ARTIST’S STATEMENT
It is my aim to create music that is passionate, well-crafted and accessible. I want to integrate the different strands of American musical culture into a language that is fresh, but familiar. Above all, I try to make my work authentic.
CAREER
I became interested in music at an early age and started piano lessons when I was six. Early on, I knew that composing music was what I wanted to do with my life. Although I am largely self-taught as a composer, I have been fortunate to have had a lot of exposure to good music and musicians throughout my life.
By the time I was in High School, I had sung in the San Francisco Boy’s Chorus and I later studied piano under their director: Madi Bacon. I played French Horn in the Young People’s Symphony and eventually became their orchestra manager.
I attended Berkeley High School which had a stellar music department in the 60’s. When I was a Senior there, I wrote a piano concerto which was performed by the school orchestra with me conducting and a friend playing the piano part. In High School I also wrote my first choral piece (a cantata which was performed at a local church) and I hosted a TV special on young musicians of the Bay Area.
Between High School and College, I became Assistant Conductor of the West Contra Costa Symphony under Ron Daniels (who mentored me in conducting) and together he and I founded the Alvarado Youth Symphony. It was at this time that I became particularly interested in musical languages that had developed in America such as continental counterpoint, ragtime and gospel music. I became a great fan of the music of William Billings, Scott Joplin and Charles Ives.
After graduating from Berkeley High, I went to UC Santa Cruz (where Kent Nagano was a fellow-student) and I got to write music for lots of different purposes including dance and incidental music for plays. I was the Assistant Conductor of the University Symphony, the University Band and the Opera Workshop. I also got my first real church job as Music Director at the First Methodist Church of Santa Cruz.
I graduated from UC Santa Cruz with an A.B., majoring in music composition and conducting. However, by this time I had concluded that I was not suited to the academic world. I returned to the Bay Area and began giving concerts and holding a succession of church musician jobs.
Things got more complicated after I got married and had three children. The marriage ended in divorce and I struggled with balancing my life as a single Dad, trying to build a career as a computer programmer to pay the bills and still keeping up my musical activities.
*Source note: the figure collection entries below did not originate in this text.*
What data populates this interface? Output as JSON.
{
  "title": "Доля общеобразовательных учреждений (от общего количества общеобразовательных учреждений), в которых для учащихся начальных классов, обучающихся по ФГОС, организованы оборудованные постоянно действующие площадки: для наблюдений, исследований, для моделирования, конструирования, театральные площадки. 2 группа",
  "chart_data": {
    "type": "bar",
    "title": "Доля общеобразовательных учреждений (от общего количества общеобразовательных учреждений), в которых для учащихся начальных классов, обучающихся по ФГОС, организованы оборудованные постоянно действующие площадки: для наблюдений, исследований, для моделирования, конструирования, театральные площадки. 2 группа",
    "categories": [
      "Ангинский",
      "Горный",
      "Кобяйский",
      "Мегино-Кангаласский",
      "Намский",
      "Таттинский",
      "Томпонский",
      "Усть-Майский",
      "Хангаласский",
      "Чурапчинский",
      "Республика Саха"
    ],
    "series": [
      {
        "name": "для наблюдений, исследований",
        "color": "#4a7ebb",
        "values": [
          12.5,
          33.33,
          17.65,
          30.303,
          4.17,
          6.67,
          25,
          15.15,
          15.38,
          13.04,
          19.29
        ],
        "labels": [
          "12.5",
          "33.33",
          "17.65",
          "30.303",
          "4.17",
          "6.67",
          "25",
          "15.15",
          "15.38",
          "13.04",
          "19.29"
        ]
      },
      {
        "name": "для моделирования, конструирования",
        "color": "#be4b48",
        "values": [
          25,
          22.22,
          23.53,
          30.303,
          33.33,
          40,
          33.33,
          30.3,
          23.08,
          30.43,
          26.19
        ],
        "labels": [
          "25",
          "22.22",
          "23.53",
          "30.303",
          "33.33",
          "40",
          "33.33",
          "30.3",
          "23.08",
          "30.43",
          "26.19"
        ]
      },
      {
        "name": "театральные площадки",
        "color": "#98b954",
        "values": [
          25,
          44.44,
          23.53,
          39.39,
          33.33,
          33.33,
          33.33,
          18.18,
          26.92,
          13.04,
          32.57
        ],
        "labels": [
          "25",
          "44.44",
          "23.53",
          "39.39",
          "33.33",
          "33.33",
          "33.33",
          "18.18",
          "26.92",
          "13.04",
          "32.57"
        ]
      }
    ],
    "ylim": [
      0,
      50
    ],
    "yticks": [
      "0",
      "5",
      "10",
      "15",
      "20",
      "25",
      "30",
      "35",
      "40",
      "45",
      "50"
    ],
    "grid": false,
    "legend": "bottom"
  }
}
I continued to work as a church musician and eventually became Conductor and Music Director of Berkeley Harmonia Chorus and Orchestra.
As my children grew up, I had more time to devote to music and returned to concertizing and eventually began performing at ragtime festivals around the country where I have met and become friends with many wonderful performers and composers of ragtime.
Besides my ragtime compositions, I write a great deal for the church and have expanded into larger works: a choral mass, an Oratorio and several large church works combining music, dance and drama. I have the great good fortune to study organ under Sandra Soderlund - a tremendously accomplished performer and scholar.
For several years I have been associated with Goat Hall Productions an opera company in San Francisco which premiered my opera “The Soldiers Who Wanted to Kill Death” and a scene from my second opera “Joan of Arc: Fear of the Fire”. I am working on a new opera which I hope to perform with them soon.
Along the way, I served as Executive Director of Volti – a professional chorus that performs challenging contemporary works – for two seasons where I was lucky to work with Robert Geary - one of the leading choral conductors active today.
I am currently Music Director at the First Presbyterian Church of Napa.